Chris Christie is really the first candidate to try to make same-sex marriage an election issue in this state, and personally I think it's a losing strategy. The bulk of the New Jersey electorate just doesn't care very much, if at all. Most are fine with same-sex marriage because they understand that while it has no real impact on their own lives, it's important to other people. It's still more evidence that the GOP hasn't gotten any more in tune with what New Jerseyans or even Americans in general are looking for in our elected leaders. In a nutshell, and without trying to sound like an elitist jerk, I'm proud to be able to say that we're better than that here in New Jersey, and our progressive and still-evolving civil rights laws prove it.

Still, nothing could have prepared me for last night. I pick up the phone and it's a robo-call from Sarah Palin endorsing Chris Christie. I guess it's a good thing it wasn't a real person because I couldn't stop laughing.

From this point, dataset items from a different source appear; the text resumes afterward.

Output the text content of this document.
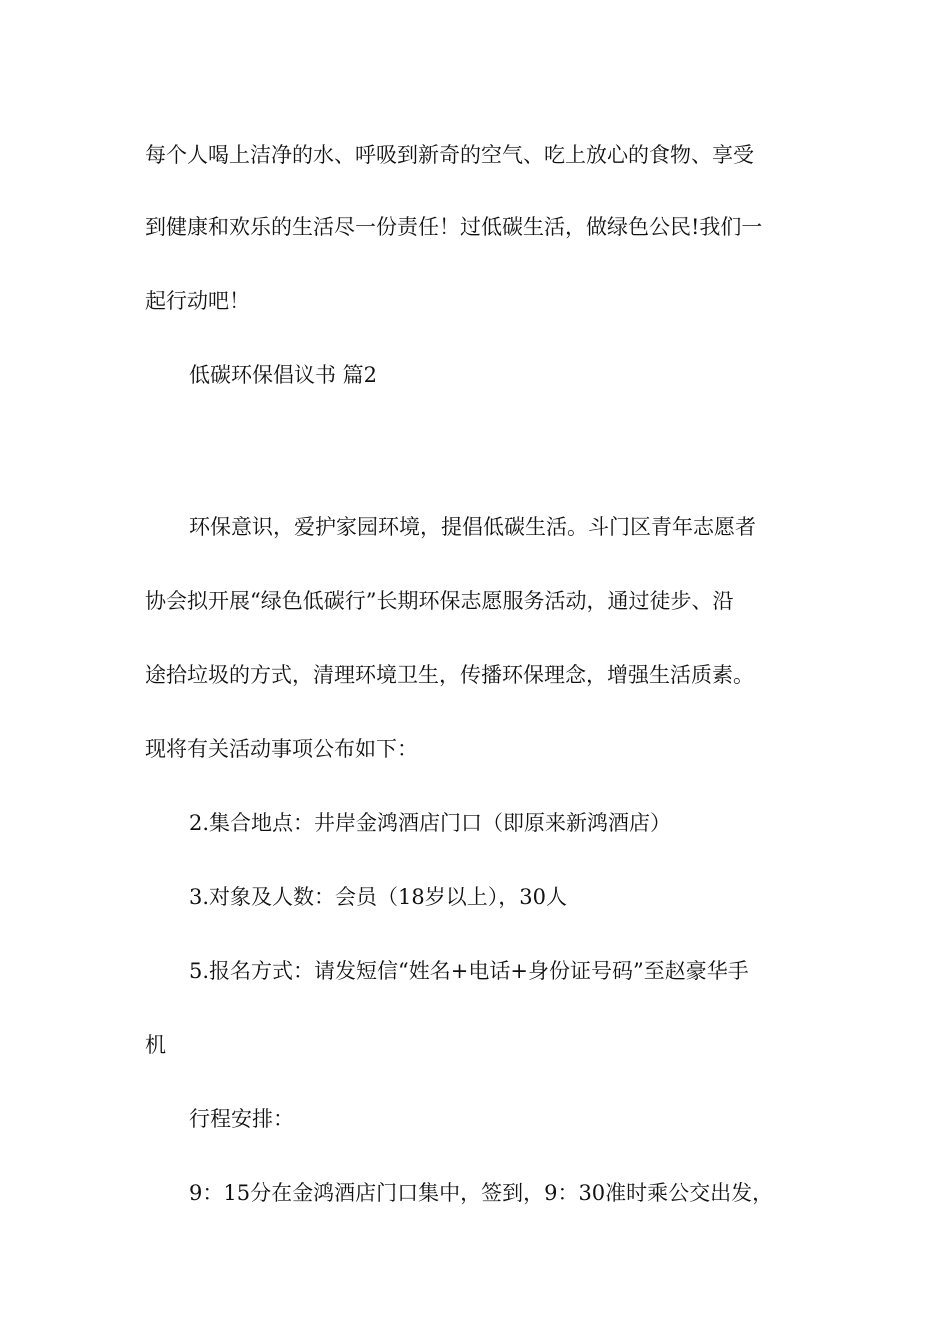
每个人喝上洁净的水、呼吸到新奇的空气、吃上放心的食物、享受

到健康和欢乐的生活尽一份责任！过低碳生活，做绿色公民!我们一

起行动吧！

低碳环保倡议书 篇2

环保意识，爱护家园环境，提倡低碳生活。斗门区青年志愿者

协会拟开展“绿色低碳行”长期环保志愿服务活动，通过徒步、沿

途拾垃圾的方式，清理环境卫生，传播环保理念，增强生活质素。

现将有关活动事项公布如下：

2.集合地点：井岸金鸿酒店门口（即原来新鸿酒店）

3.对象及人数：会员（18岁以上），30人

5.报名方式：请发短信“姓名+电话+身份证号码”至赵豪华手

机

行程安排：

9：15分在金鸿酒店门口集中，签到，9：30准时乘公交出发，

It almost makes you wonder if Chris Christie is serious about wanting to be Governor. Does he honestly believe Sarah Palin is going to be popularly seen as credible in this state? It might work if he were running for Governor of Alabama or Texas, but hello, this is New Jersey, fifteen-frakking-points-to-Obama New Jersey. If the GOP really thinks a Palin endorsement has any traction here, we can rest assured they'll continue to be nothing more than a tiny minority party in this state.

I will frankly be stunned if Christie wins this, no matter how close the polls say it is. And if he does win, if a Republican can still win in New Jersey, we may all be in for a much tougher road ahead.